Hillsborough
Since the very beginning, Hillsborough has been home to both exceptional architects and architecture.
The son of a wealthy shipping magnate from Hillsboro, New Hampshire, became enamored with the West while on a sailing trip to Cape Horn in the early 1800s. Fifteen years after his voyage, he left his home and roots on the east coast for a part of Mexico called California, where he became a partner in a general merchandising company and bought a tract of land from the Mexican governor. The property, called Rancho San Mateo, cost $25,000 and stretched nearly 6,500 acres. He built an elegant home called El Cerrito and established a working ranch that would become the heart of Hillsborough less than a century later.
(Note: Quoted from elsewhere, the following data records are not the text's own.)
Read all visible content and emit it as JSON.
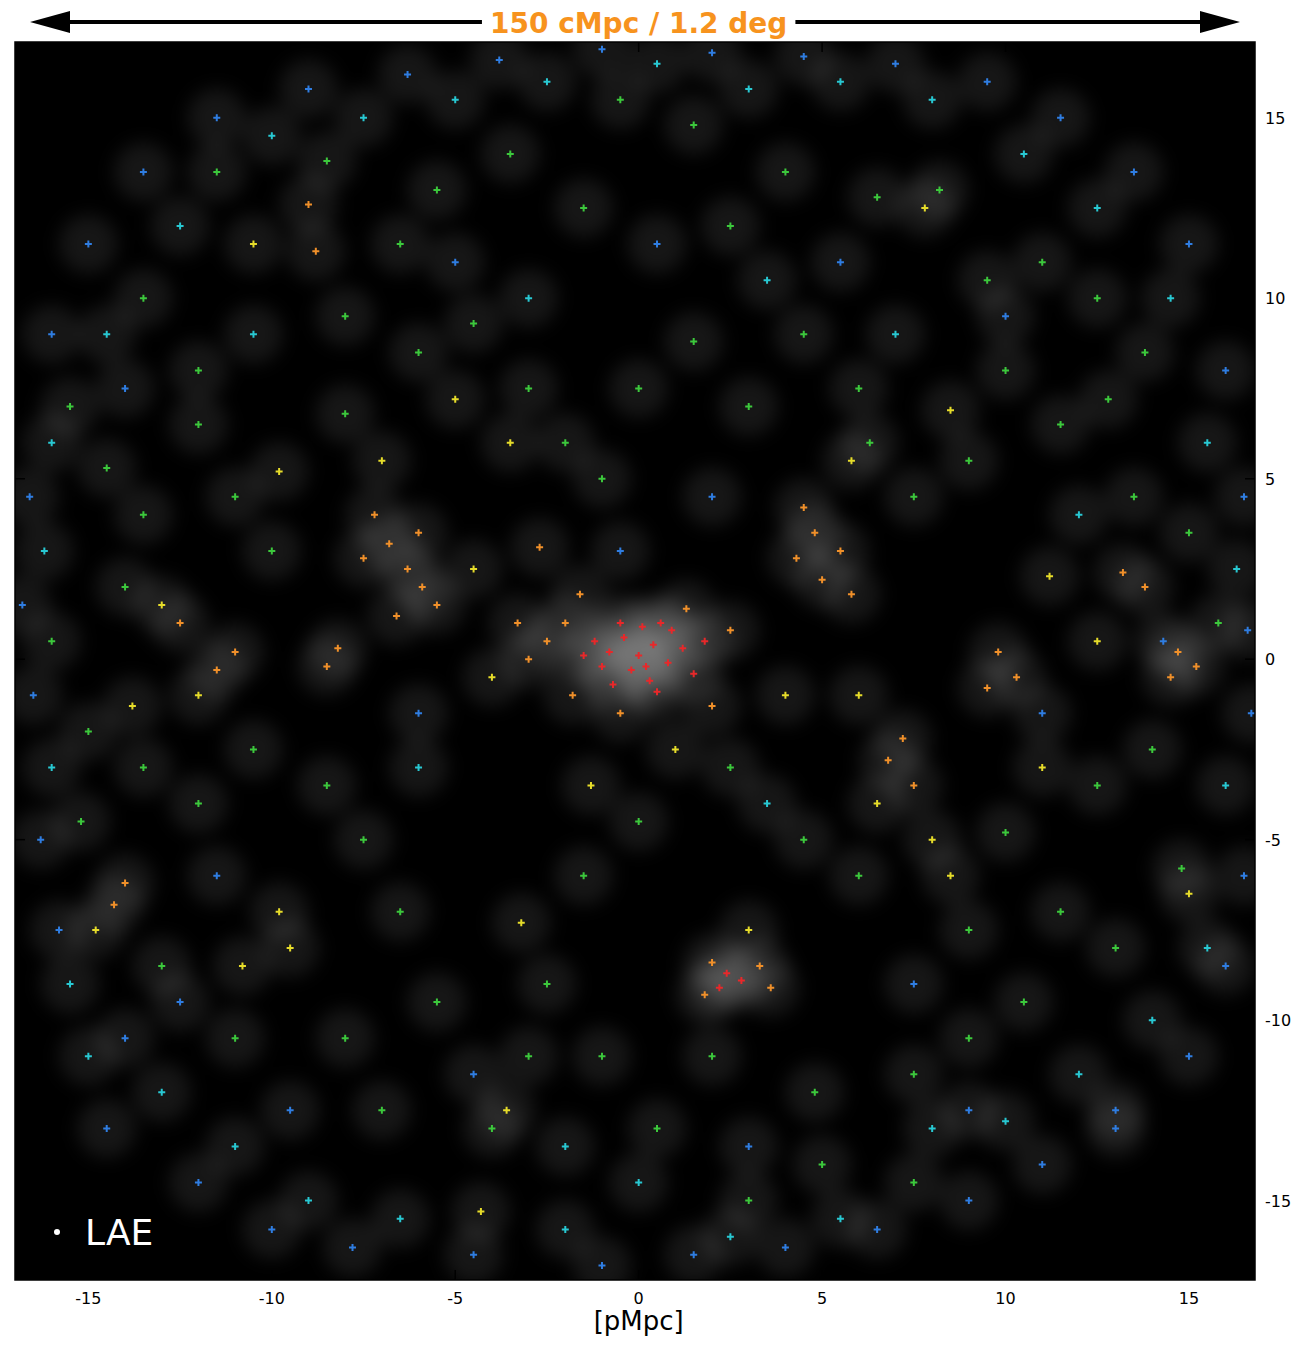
{
  "chart_data": {
    "type": "scatter",
    "title": "150 cMpc / 1.2 deg",
    "x_label": "[pMpc]",
    "xlim": [
      -17,
      16.8
    ],
    "ylim": [
      -17.2,
      17.1
    ],
    "xticks": [
      -15,
      -10,
      -5,
      0,
      5,
      10,
      15
    ],
    "yticks": [
      -15,
      -10,
      -5,
      0,
      5,
      10,
      15
    ],
    "legend": "bottom-left",
    "series": [
      {
        "name": "LAE",
        "color": "#ffffff",
        "marker": "plus",
        "x": [
          -1.2,
          -0.8,
          -0.4,
          0,
          0.4,
          0.8,
          1.2,
          -0.2,
          0.3,
          0.9,
          -1,
          0.6,
          -0.5,
          1.5,
          0.1,
          -0.7,
          0.5,
          1.8,
          -1.5,
          0.2,
          2.4,
          2.8,
          2.2,
          -2.5,
          -3,
          -2,
          -3.3,
          -1.8,
          2,
          2.5,
          -0.5,
          1.3,
          -1.6,
          -6.3,
          -6.8,
          -5.9,
          -7.2,
          -6,
          -5.5,
          -6.6,
          -7.5,
          4.8,
          5.5,
          5,
          4.5,
          5.8,
          4.3,
          9.8,
          10.3,
          9.5,
          13.2,
          13.8,
          14.7,
          15.2,
          14.5,
          -8.5,
          -8.2,
          -11,
          -11.5,
          -12.5,
          -9,
          -8.8,
          7.2,
          6.8,
          7.5,
          2,
          3.3,
          1.8,
          3.6,
          -14.3,
          -14,
          -2.7,
          -9.8,
          -7,
          -4.5,
          -3.5,
          -5,
          -10.5,
          8,
          8.5,
          6.5,
          11.2,
          12.5,
          -13,
          -12,
          -9.5,
          -9.8,
          -10.8,
          -14.8,
          -3.2,
          -3.6,
          -4.3,
          6,
          3,
          7.8,
          8.5,
          5.8,
          11,
          15,
          -1.3,
          1,
          -4,
          4,
          -13.8,
          -14.5,
          -13.5,
          -12,
          -11,
          -10,
          -8,
          -6,
          -4.5,
          -3,
          -2,
          -1,
          0,
          1.5,
          3,
          4.5,
          6,
          6.3,
          7.5,
          9,
          10,
          11.5,
          12.8,
          13.5,
          15,
          15.8,
          14,
          12.5,
          10,
          9,
          11.5,
          13,
          14.8,
          6,
          4.5,
          2.5,
          0,
          -1.5,
          -2.5,
          -1,
          0.5,
          -3,
          -4,
          -5.5,
          -6.5,
          -7.5,
          -8.5,
          -10.5,
          -12,
          -13.5,
          -15.2,
          -15,
          -16,
          -14,
          -12,
          -8,
          -8.5,
          -6.5,
          -5.5,
          -3.5,
          -1.5,
          -0.5,
          1.5,
          2.5,
          4,
          6.5,
          8.2,
          9.5,
          11,
          12.5,
          13.8,
          -11.5,
          -13.5,
          -15.5,
          7.5,
          9,
          10.5,
          4.8,
          2,
          -8,
          -7,
          -11,
          -13,
          5,
          7.5,
          3,
          -16.2,
          -16,
          -15.5,
          -13,
          -11,
          -9,
          -6.5,
          -2,
          0,
          2.5,
          5.5,
          8,
          10,
          12,
          14,
          15.5,
          16,
          16.3,
          15.5,
          14.5,
          12.5,
          10.5,
          8,
          5.5,
          3,
          0.5,
          -2.5,
          -5,
          -7.5,
          -10,
          -12.5,
          -14.5,
          -16,
          -10.5,
          -3,
          3.5,
          12,
          -6,
          3.5,
          -2,
          7,
          -15,
          -16.8,
          -16.5,
          -16.3,
          -15.8,
          -14.5,
          -12,
          -10,
          -7.8,
          -4.5,
          -1,
          1.5,
          4,
          6.5,
          9,
          11,
          13,
          15,
          16,
          16.5,
          16.7,
          16.6,
          16.5,
          16,
          15,
          13.5,
          11.5,
          9.5,
          7,
          4.5,
          2,
          -1,
          -3.8,
          -6.3,
          -9,
          -11.5,
          -13.5,
          -15,
          -16,
          -16.6,
          -14,
          -5,
          0.5,
          5.5,
          10,
          14.3,
          11,
          9,
          3,
          -4.5,
          -9.5,
          -14,
          -11.5,
          -6,
          2,
          -0.5,
          7.5,
          13,
          -12.5
        ],
        "values": [
          0.5,
          0.2,
          0.6,
          0.1,
          0.4,
          -0.1,
          0.3,
          -0.3,
          -0.6,
          0.8,
          -0.2,
          1.0,
          1.0,
          -0.4,
          0.9,
          -0.7,
          -0.9,
          0.5,
          0.1,
          -0.2,
          -8.7,
          -8.9,
          -9.1,
          0.5,
          0,
          1,
          1,
          -1,
          -1.3,
          0.8,
          -1.5,
          1.4,
          1.8,
          2.5,
          3.2,
          2,
          4,
          3.5,
          1.5,
          1.2,
          2.8,
          3.5,
          3,
          2.2,
          4.2,
          1.8,
          2.8,
          0.2,
          -0.5,
          -0.8,
          2.4,
          2,
          0.2,
          -0.2,
          -0.5,
          -0.2,
          0.3,
          0.2,
          -0.3,
          1,
          12.6,
          11.3,
          -2.2,
          -2.8,
          -3.5,
          -8.4,
          -8.5,
          -9.3,
          -9.1,
          -6.8,
          -6.2,
          3.1,
          5.2,
          5.5,
          2.5,
          6,
          7.2,
          11.5,
          -5,
          -6,
          -4,
          2.3,
          0.5,
          1.5,
          -1,
          -8,
          -7,
          -8.5,
          -7.5,
          -7.3,
          -12.5,
          -15.3,
          -1,
          -7.5,
          12.5,
          6.9,
          5.5,
          -3,
          -6.5,
          -3.5,
          -2.5,
          -0.5,
          -1,
          -1.3,
          5.3,
          4,
          6.5,
          4.5,
          3,
          6.8,
          8.5,
          9.3,
          7.5,
          6,
          5,
          7.5,
          8.8,
          7,
          9,
          7.5,
          6,
          4.5,
          5.5,
          8,
          6.5,
          7.2,
          4.5,
          3.5,
          1,
          -2.5,
          -3.5,
          -4.8,
          -7.5,
          -7,
          -8,
          -5.8,
          -6,
          -5,
          -3,
          -4.5,
          -6,
          -9,
          -11,
          -13,
          -11,
          -13,
          -9.5,
          -7,
          -5,
          -3.5,
          -2.5,
          -4,
          -3,
          -4.5,
          -2,
          0.5,
          2,
          8,
          9.5,
          13.8,
          11.5,
          13,
          14,
          12.5,
          15.5,
          14.8,
          12,
          13.5,
          12.8,
          13,
          10.5,
          11,
          10,
          8.5,
          13.5,
          10,
          7,
          -11.5,
          -10.5,
          -9.5,
          -12,
          -11,
          -10.5,
          -12.5,
          -10.5,
          -8.5,
          -14,
          -14.5,
          -15,
          3,
          -3,
          -9,
          -12,
          -13.5,
          -15,
          -15.5,
          -15.8,
          -14.5,
          -16,
          -15.5,
          -13,
          -12.8,
          -11.5,
          -10,
          -8,
          -3.5,
          2.5,
          6,
          10,
          12.5,
          14,
          15.5,
          16,
          15.8,
          16.5,
          16,
          15.5,
          15,
          14.5,
          12,
          9,
          6,
          9,
          10,
          10.5,
          4,
          -3,
          -4,
          -13.5,
          9,
          -11,
          1.5,
          -1,
          -5,
          -7.5,
          -13,
          -14.5,
          -15.8,
          -16.3,
          -16.5,
          -16.8,
          -16.5,
          -16.3,
          -15.8,
          -15,
          -14,
          -12.5,
          -11,
          -8.5,
          -6,
          -1.5,
          0.8,
          4.5,
          8,
          11.5,
          13.5,
          15,
          16,
          16.5,
          16.7,
          16.8,
          16.9,
          16.6,
          16.2,
          15.8,
          15,
          13.5,
          11.5,
          9,
          4.5,
          7.5,
          11,
          11.5,
          11,
          9.5,
          0.5,
          -1.5,
          -12.5,
          -13.5,
          -11.5,
          -12.5,
          -10.5,
          -6,
          -1.5,
          4.5,
          3,
          -9,
          -13,
          -9.5
        ],
        "colors": [
          "#e8282a",
          "#e8282a",
          "#e8282a",
          "#e8282a",
          "#e8282a",
          "#e8282a",
          "#e8282a",
          "#e8282a",
          "#e8282a",
          "#e8282a",
          "#e8282a",
          "#e8282a",
          "#e8282a",
          "#e8282a",
          "#e8282a",
          "#e8282a",
          "#e8282a",
          "#e8282a",
          "#e8282a",
          "#e8282a",
          "#e8282a",
          "#e8282a",
          "#e8282a",
          "#f0902a",
          "#f0902a",
          "#f0902a",
          "#f0902a",
          "#f0902a",
          "#f0902a",
          "#f0902a",
          "#f0902a",
          "#f0902a",
          "#f0902a",
          "#f0902a",
          "#f0902a",
          "#f0902a",
          "#f0902a",
          "#f0902a",
          "#f0902a",
          "#f0902a",
          "#f0902a",
          "#f0902a",
          "#f0902a",
          "#f0902a",
          "#f0902a",
          "#f0902a",
          "#f0902a",
          "#f0902a",
          "#f0902a",
          "#f0902a",
          "#f0902a",
          "#f0902a",
          "#f0902a",
          "#f0902a",
          "#f0902a",
          "#f0902a",
          "#f0902a",
          "#f0902a",
          "#f0902a",
          "#f0902a",
          "#f0902a",
          "#f0902a",
          "#f0902a",
          "#f0902a",
          "#f0902a",
          "#f0902a",
          "#f0902a",
          "#f0902a",
          "#f0902a",
          "#f0902a",
          "#f0902a",
          "#f0902a",
          "#e6dc2a",
          "#e6dc2a",
          "#e6dc2a",
          "#e6dc2a",
          "#e6dc2a",
          "#e6dc2a",
          "#e6dc2a",
          "#e6dc2a",
          "#e6dc2a",
          "#e6dc2a",
          "#e6dc2a",
          "#e6dc2a",
          "#e6dc2a",
          "#e6dc2a",
          "#e6dc2a",
          "#e6dc2a",
          "#e6dc2a",
          "#e6dc2a",
          "#e6dc2a",
          "#e6dc2a",
          "#e6dc2a",
          "#e6dc2a",
          "#e6dc2a",
          "#e6dc2a",
          "#e6dc2a",
          "#e6dc2a",
          "#e6dc2a",
          "#e6dc2a",
          "#e6dc2a",
          "#e6dc2a",
          "#e6dc2a",
          "#e6dc2a",
          "#3cc83c",
          "#3cc83c",
          "#3cc83c",
          "#3cc83c",
          "#3cc83c",
          "#3cc83c",
          "#3cc83c",
          "#3cc83c",
          "#3cc83c",
          "#3cc83c",
          "#3cc83c",
          "#3cc83c",
          "#3cc83c",
          "#3cc83c",
          "#3cc83c",
          "#3cc83c",
          "#3cc83c",
          "#3cc83c",
          "#3cc83c",
          "#3cc83c",
          "#3cc83c",
          "#3cc83c",
          "#3cc83c",
          "#3cc83c",
          "#3cc83c",
          "#3cc83c",
          "#3cc83c",
          "#3cc83c",
          "#3cc83c",
          "#3cc83c",
          "#3cc83c",
          "#3cc83c",
          "#3cc83c",
          "#3cc83c",
          "#3cc83c",
          "#3cc83c",
          "#3cc83c",
          "#3cc83c",
          "#3cc83c",
          "#3cc83c",
          "#3cc83c",
          "#3cc83c",
          "#3cc83c",
          "#3cc83c",
          "#3cc83c",
          "#3cc83c",
          "#3cc83c",
          "#3cc83c",
          "#3cc83c",
          "#3cc83c",
          "#3cc83c",
          "#3cc83c",
          "#3cc83c",
          "#3cc83c",
          "#3cc83c",
          "#3cc83c",
          "#3cc83c",
          "#3cc83c",
          "#3cc83c",
          "#3cc83c",
          "#3cc83c",
          "#3cc83c",
          "#3cc83c",
          "#3cc83c",
          "#3cc83c",
          "#3cc83c",
          "#3cc83c",
          "#3cc83c",
          "#3cc83c",
          "#3cc83c",
          "#3cc83c",
          "#3cc83c",
          "#3cc83c",
          "#3cc83c",
          "#3cc83c",
          "#3cc83c",
          "#3cc83c",
          "#3cc83c",
          "#3cc83c",
          "#3cc83c",
          "#3cc83c",
          "#3cc83c",
          "#3cc83c",
          "#3cc83c",
          "#3cc83c",
          "#28c8d2",
          "#28c8d2",
          "#28c8d2",
          "#28c8d2",
          "#28c8d2",
          "#28c8d2",
          "#28c8d2",
          "#28c8d2",
          "#28c8d2",
          "#28c8d2",
          "#28c8d2",
          "#28c8d2",
          "#28c8d2",
          "#28c8d2",
          "#28c8d2",
          "#28c8d2",
          "#28c8d2",
          "#28c8d2",
          "#28c8d2",
          "#28c8d2",
          "#28c8d2",
          "#28c8d2",
          "#28c8d2",
          "#28c8d2",
          "#28c8d2",
          "#28c8d2",
          "#28c8d2",
          "#28c8d2",
          "#28c8d2",
          "#28c8d2",
          "#28c8d2",
          "#28c8d2",
          "#28c8d2",
          "#28c8d2",
          "#28c8d2",
          "#28c8d2",
          "#28c8d2",
          "#28c8d2",
          "#28c8d2",
          "#28c8d2",
          "#28c8d2",
          "#28c8d2",
          "#2f7de1",
          "#2f7de1",
          "#2f7de1",
          "#2f7de1",
          "#2f7de1",
          "#2f7de1",
          "#2f7de1",
          "#2f7de1",
          "#2f7de1",
          "#2f7de1",
          "#2f7de1",
          "#2f7de1",
          "#2f7de1",
          "#2f7de1",
          "#2f7de1",
          "#2f7de1",
          "#2f7de1",
          "#2f7de1",
          "#2f7de1",
          "#2f7de1",
          "#2f7de1",
          "#2f7de1",
          "#2f7de1",
          "#2f7de1",
          "#2f7de1",
          "#2f7de1",
          "#2f7de1",
          "#2f7de1",
          "#2f7de1",
          "#2f7de1",
          "#2f7de1",
          "#2f7de1",
          "#2f7de1",
          "#2f7de1",
          "#2f7de1",
          "#2f7de1",
          "#2f7de1",
          "#2f7de1",
          "#2f7de1",
          "#2f7de1",
          "#2f7de1",
          "#2f7de1",
          "#2f7de1",
          "#2f7de1",
          "#2f7de1",
          "#2f7de1",
          "#2f7de1",
          "#2f7de1",
          "#2f7de1",
          "#2f7de1",
          "#2f7de1",
          "#2f7de1",
          "#2f7de1",
          "#2f7de1",
          "#2f7de1",
          "#2f7de1",
          "#2f7de1",
          "#2f7de1"
        ]
      }
    ]
  }
}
Within a few years, William Davis Merry Howard’s company and the entire area were transformed by California’s gold rush, and by burgeoning business opportunities in the city of San Francisco, which lay only 17 miles to the north. Following Howard’s death in 1856, Rancho San Mateo was broken into parcels and sold to prominent and genteel families that are known today as Hillsborough founders.
Two new rail stations were built in neighboring towns just before the turn of the century, so the Peninsula quickly became a destination for moneyed San Franciscans drawn to the combination of rural tranquility and the opulence of ballrooms and polo fields. When nearby towns Burlingame and San Mateo tried to annex their prestigious estates, residents decided they would rather see their taxes used to preserve the rural charm of their own lands, than to pay for the sidewalks in the growing cities next door. So in 1910 the Town of Hillsborough was formally incorporated.
Today Hillsborough is still characterized by this unique combination of luxury and rural serenity. It is nestled between a national park on the west and the sea half a mile to the east. It is ideally situated between two capitals of innovation in the U.S.: San Francisco to the north and Silicon Valley to the south.
The spacious beauty of local properties is preserved by 70 year old zoning laws which require each lot to be at least ½ acre and require homes to be at least 2,500 square feet. Hillsborough's population hovers around 10,000 and the city covers roughly six acres of wooded hills and winding streams. Since the very beginning, Hillsborough has been home to both exceptional architects and architecture. It has always been a community of families and is known for its award-winning schools.